Saturday, December 22, 2018

La mort transforme de manière quasi définitive la vie de tous, celle des fumiers surtout qu'elle élève, pour des raisons que l'on aurait du mal à épuiser, même si on les connaît à peu près toutes, au rang de saints eux- mêmes. Il est heureux, cependant, que le futur antérieur de la mort, qui est le temps de la vérité du passé, ne soit pas la véritable épitaphe, l'épitaphe finale du salopard parti trop tôt, alors qu'on eût préféré qu'il vécût plus longtemps afin qu'il pût terminer ses jours le plus atrocement possible, dans la maladie, la honte et l'indifférence de tous.

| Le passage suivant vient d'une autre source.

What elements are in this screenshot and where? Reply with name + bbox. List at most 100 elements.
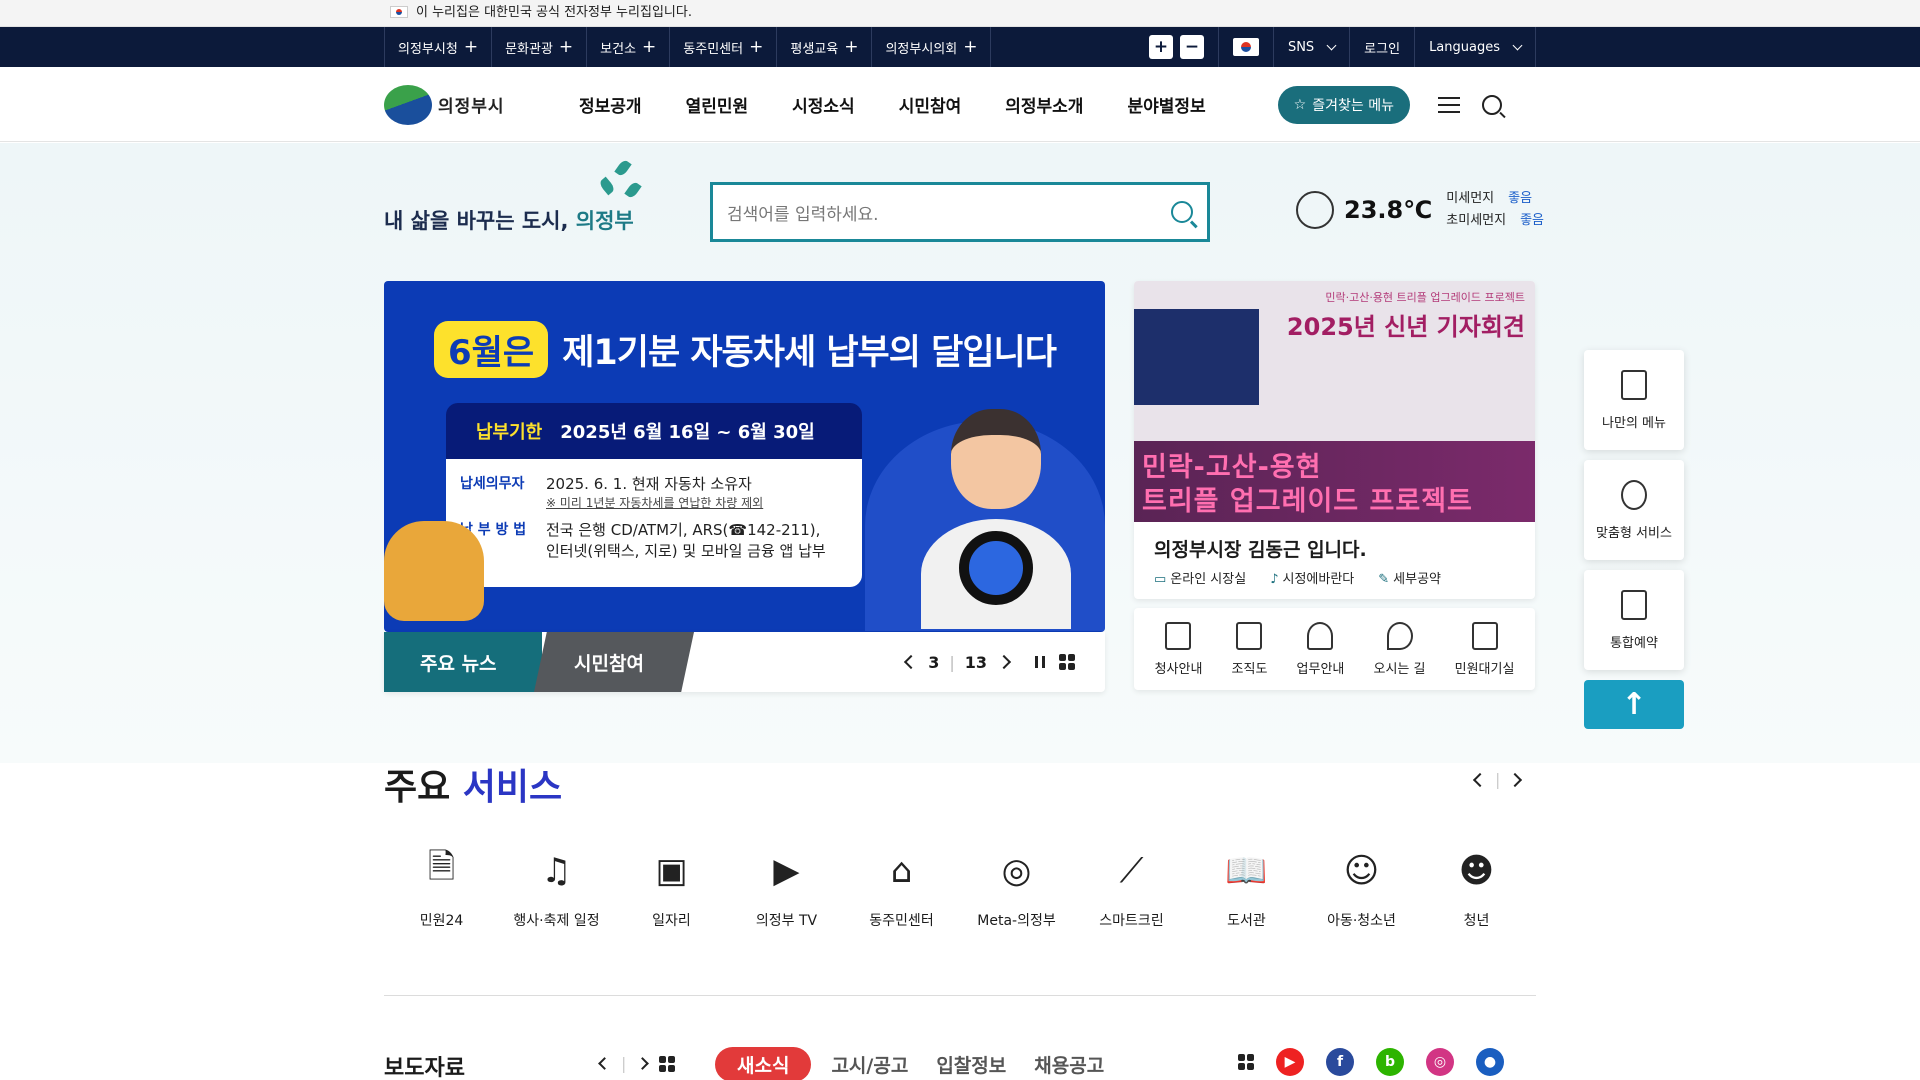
facebook-icon[interactable]: f xyxy=(1326,1048,1354,1076)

Néanmoins, c'est avec sa mort que commencera, pour lui, une autre vie; pas tout de suite, mais graduellement et de plus en plus sûrement, et l'on verra au grand jour enfin, pour le désespoir et le malheur des siens, affiché le tableau de ses turpitudes, prendra, de plus en plus connaissance du récit de ses vilenies et de ses crimes, cependant qu'approche à grands pas le moment où plus personne ne pourra s'empêcher de le mépriser et de se réjouir que sa présence ne souille plus aucun lieu, ne menace plus personne, ni rien non plus. Mais il faudra sans doute attendre longtemps, car quand passe de vie à trépas quelqu'un , très peu sont ceux qui s'interdiront, parce qu'ils en sont incapables, d'avoir pour lui une pensée émue, et la plupart auraient, par faiblesse, par lâcheté, tendance, à se rappeler le grand homme, intelligent et vertueux, que fut le porc qui vient de crever.